The tax returns and financial records obtained by the New York Times tell us Trump has paid virtually no income taxes in the last two decades and he owes a massive amount of debt.
The records also show what kind of state Trump was in just before his modern persona was reinvented by hosting The Apprentice on NBC.
According to the Times' latest report, Trump reported massive losses (nearly $90 million) in the year before hosting The Apprentice; a television gig that gave him a financial lifeline and renewed fame as a businessmen who would go on to run for president.
By analyzing the tax records, The New York Times was able to place a value on Mr. Trump’s celebrity. While the returns show that he earned some $197 million directly from “The Apprentice” over 16 years — roughly in line with what he has claimed — they also reveal that an additional $230 million flowed from the fame associated with it. [...
Divorced for the second time, and coming off the failure of his Atlantic City casinos, Mr.
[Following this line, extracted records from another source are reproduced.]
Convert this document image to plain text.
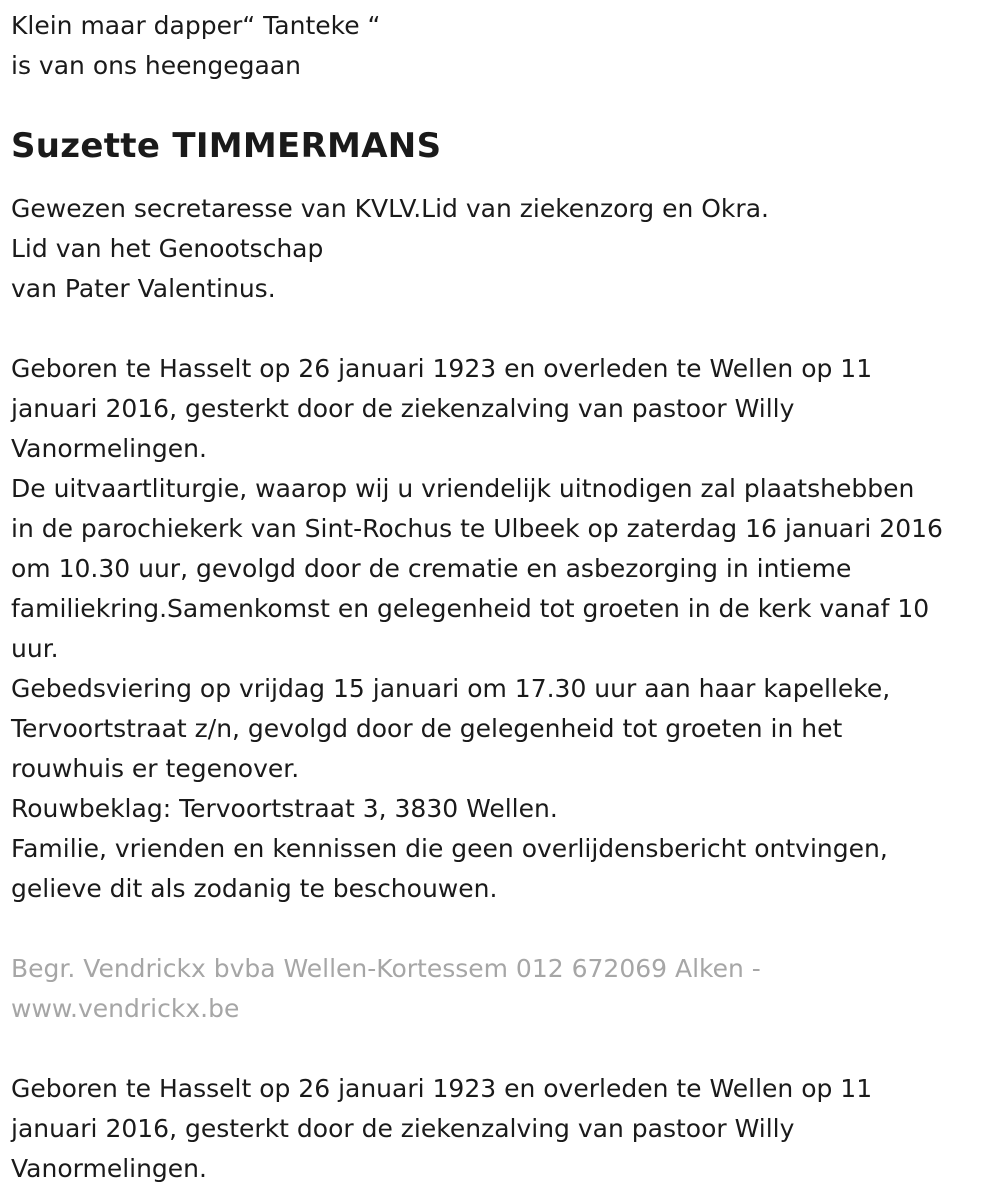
Klein maar dapper“ Tanteke “

is van ons heengegaan

Suzette TIMMERMANS

Gewezen secretaresse van KVLV.Lid van ziekenzorg en Okra.

Lid van het Genootschap

van Pater Valentinus.

Geboren te Hasselt op 26 januari 1923 en overleden te Wellen op 11

januari 2016, gesterkt door de ziekenzalving van pastoor Willy

Vanormelingen.

De uitvaartliturgie, waarop wij u vriendelijk uitnodigen zal plaatshebben

in de parochiekerk van Sint-Rochus te Ulbeek op zaterdag 16 januari 2016

om 10.30 uur, gevolgd door de crematie en asbezorging in intieme

familiekring.Samenkomst en gelegenheid tot groeten in de kerk vanaf 10

uur.

Gebedsviering op vrijdag 15 januari om 17.30 uur aan haar kapelleke,

Tervoortstraat z/n, gevolgd door de gelegenheid tot groeten in het

rouwhuis er tegenover.

Rouwbeklag: Tervoortstraat 3, 3830 Wellen.

Familie, vrienden en kennissen die geen overlijdensbericht ontvingen,

gelieve dit als zodanig te beschouwen.

Begr. Vendrickx bvba Wellen-Kortessem 012 672069 Alken -

www.vendrickx.be

Geboren te Hasselt op 26 januari 1923 en overleden te Wellen op 11

januari 2016, gesterkt door de ziekenzalving van pastoor Willy

Vanormelingen.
Trump faced escalating money problems and the prospect of another trip to bankruptcy court. On his income tax returns, he reported annual net losses throughout the 1990s, some of it carried forward year to year, a tide that would swell to $352.8 million at the end of 2002.
Few people knew this, however, because he kept up the relentless self-promotion that had served him well: a half-serious 2000 presidential campaign that lasted four months but got him on Jay Leno; a TV ad touting McDonald’s new $1 “Big N’ Tasty” burger; another ghostwritten book.
The Times report makes it fairly clear that Trump would have been back in bankruptcy court if not for the show and his empire was literally crumbling in some cases.
Former employees say they even had to rent furniture for The Apprentice because Trump's furniture was falling apart.
“We walked through the offices and saw chipped furniture,” Bill Pruitt, one of the producers, told The New Yorker in 2018. “We saw a crumbling empire at every turn. Our job was to make it seem otherwise."
Mr. Burnett wasted no time spinning the illusion of a successful and high-minded Mr. Trump, telling The Times in October 2003 that the new show was all about “Donald Trump giving back” by educating the public on how his can-do spirit had provided jobs and economic security.
“What makes the world a safe place right now?” Mr. Burnett said. “I think it’s American dollars, which come from taxes, which come because of Donald Trump.”
I don't know if 'staggering' is the right word for it in all its sobering reality, but it's quite something to consider that a lot if not most of everything bad that has happened over the past five years was made possible by a media shitlord from Britain who invented the modern lie of Trumpism and sold it to millions of Americans.
Reading this story, I recalled the accusations from fellow cast members in 2016 who said Apprentice producer Mark Burnett had tapes of Trump using racial and other slurs on video but he refused to release the tapes.
A tape of Trump saying he likes to grab women "by the pussy" was released and that didn't make a difference so it's possible a tape of Trump using racial slurs on the set of The Apprentice wouldn't have either, but Burnett has blood on his hands in any case. And not just American blood.
When The Apprentice dried up, Trump needed another money-making scheme and his presidential campaign began.